Наши два орудия спрятаны в обратном склоне бугра. Впереди, позади, сбоку — со всех сторон резервные окопы, приготовленные для пехоты на случай отступления, проволочные заграждения, волчьи ямы, запасные землянки в три-четыре наката.
Снег на солнце блестит, как алюминий. Я выбираюсь из землянки. После подземной тьмы солнце ослепляет. Минуты две не могу привыкнуть к яркому свету. Жмурюсь. Иду по истоптанному снегу среди маленьких кустов можжевельника с мутно-синими ягодками вверх по склону бугра.
Отсюда отлично видны простым глазом наши и немецкие окопы. Любуюсь видом. И вдруг с десяток немецких ружейных пуль проносится над головой. Вероятно, мою фигурку на гребне бугра заметили немецкие наблюдатели и дали залп. Сначала я окаменел от неожиданности, а потом кубарем скатился вниз и попал в объятия своего взводного, который, не стесняясь в выражениях, изругал меня за неосторожность.
Могли ранить. Или даже… Но не будем об этом думать. Вот мое первое боевое крещение…
Ясный день. Чуть тает. С блиндажей каплет. Далеко на западном горизонте в ясном небе над разбитым снарядами костелом виднеется немецкий привозной аэростат с наблюдателем в корзине, так называемая колбаса.
Слышен стрекочущий треск мотора — где-то летает аэроплан, — и слышны разрывы шрапнели: стреляют по аэроплану.

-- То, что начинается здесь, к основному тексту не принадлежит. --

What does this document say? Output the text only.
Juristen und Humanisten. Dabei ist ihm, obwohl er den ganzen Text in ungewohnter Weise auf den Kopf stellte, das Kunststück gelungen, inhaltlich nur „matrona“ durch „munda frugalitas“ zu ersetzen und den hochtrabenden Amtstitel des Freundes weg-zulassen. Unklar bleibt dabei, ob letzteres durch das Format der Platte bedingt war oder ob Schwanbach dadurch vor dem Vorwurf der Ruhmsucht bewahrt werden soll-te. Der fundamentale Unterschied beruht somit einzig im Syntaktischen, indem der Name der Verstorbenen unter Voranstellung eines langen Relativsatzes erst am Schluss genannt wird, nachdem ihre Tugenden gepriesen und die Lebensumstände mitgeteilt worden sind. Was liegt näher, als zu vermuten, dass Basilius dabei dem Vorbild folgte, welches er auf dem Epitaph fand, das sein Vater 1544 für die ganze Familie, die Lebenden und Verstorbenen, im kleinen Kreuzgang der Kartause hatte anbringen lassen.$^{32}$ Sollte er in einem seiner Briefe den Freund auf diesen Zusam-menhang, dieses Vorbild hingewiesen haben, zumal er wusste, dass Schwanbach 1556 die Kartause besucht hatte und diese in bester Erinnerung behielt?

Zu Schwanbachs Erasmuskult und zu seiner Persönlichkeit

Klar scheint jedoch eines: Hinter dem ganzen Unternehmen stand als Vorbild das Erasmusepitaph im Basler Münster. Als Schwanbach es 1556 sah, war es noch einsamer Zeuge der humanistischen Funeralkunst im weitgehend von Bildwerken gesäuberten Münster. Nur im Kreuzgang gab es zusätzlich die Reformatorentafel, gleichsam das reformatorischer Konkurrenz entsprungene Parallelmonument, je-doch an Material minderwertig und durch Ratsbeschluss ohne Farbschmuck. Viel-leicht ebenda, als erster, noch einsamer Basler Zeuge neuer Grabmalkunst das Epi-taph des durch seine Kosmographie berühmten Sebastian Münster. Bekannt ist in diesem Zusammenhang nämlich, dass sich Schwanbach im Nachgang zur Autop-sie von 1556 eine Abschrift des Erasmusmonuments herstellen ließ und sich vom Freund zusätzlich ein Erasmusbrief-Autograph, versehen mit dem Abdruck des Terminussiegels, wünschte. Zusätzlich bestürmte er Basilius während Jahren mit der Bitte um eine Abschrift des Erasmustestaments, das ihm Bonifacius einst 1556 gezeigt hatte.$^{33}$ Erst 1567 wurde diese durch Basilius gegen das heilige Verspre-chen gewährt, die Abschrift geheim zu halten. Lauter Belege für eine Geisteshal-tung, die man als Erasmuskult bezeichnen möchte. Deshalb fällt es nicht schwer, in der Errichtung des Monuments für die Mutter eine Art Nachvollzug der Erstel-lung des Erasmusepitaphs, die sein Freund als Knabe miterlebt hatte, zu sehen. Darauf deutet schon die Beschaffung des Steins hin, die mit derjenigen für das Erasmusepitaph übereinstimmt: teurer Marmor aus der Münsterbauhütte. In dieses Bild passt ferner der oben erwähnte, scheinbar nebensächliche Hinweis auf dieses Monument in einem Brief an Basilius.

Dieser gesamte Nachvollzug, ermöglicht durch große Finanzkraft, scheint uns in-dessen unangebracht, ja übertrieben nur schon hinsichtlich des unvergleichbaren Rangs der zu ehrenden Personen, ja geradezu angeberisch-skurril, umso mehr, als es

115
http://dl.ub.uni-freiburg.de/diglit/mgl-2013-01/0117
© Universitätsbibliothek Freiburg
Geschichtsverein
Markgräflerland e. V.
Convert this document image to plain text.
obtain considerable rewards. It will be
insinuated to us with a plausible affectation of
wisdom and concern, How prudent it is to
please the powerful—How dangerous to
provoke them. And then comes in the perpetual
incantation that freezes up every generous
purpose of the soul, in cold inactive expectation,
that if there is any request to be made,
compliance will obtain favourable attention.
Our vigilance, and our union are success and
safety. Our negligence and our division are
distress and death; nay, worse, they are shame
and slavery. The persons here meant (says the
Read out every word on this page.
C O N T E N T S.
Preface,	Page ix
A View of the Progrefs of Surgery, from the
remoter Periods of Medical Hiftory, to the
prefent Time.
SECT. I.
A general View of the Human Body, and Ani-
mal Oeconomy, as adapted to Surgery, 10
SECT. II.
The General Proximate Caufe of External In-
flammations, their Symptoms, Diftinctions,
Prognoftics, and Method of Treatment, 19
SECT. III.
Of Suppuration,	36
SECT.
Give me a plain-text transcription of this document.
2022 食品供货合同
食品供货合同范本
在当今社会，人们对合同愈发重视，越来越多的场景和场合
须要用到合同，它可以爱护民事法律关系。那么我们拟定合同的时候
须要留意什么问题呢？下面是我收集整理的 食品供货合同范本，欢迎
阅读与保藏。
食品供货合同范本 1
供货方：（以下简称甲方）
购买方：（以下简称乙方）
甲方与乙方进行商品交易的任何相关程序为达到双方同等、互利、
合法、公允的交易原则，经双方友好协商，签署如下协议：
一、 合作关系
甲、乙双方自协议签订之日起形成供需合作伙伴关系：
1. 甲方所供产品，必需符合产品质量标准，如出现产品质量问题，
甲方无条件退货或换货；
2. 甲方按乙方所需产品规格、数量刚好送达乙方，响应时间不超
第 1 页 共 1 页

На наблюдательном пункте, где-то вне поля нашего зрения, находится новый командир батареи поручик Тесленко. Он готовится начать стрельбу. Он передает свои команды по телефону, а наш телефонист, высовываясь по пояс из своего окопчика, кричит:
— Второй взвод, готовься к стрельбе! Третье и четвертое орудия — к бою!
Четвертое орудие — мое орудие. И, естественно, я волнуюсь. Затыкаю уши ватой, хотя имеются специальные на этот счет наушники, которыми, кстати сказать, никто не пользуется. Привыкли к орудийным выстрелам. А мне советуют на первых порах затыкать уши ватой, чтобы не лопнула барабанная перепонка.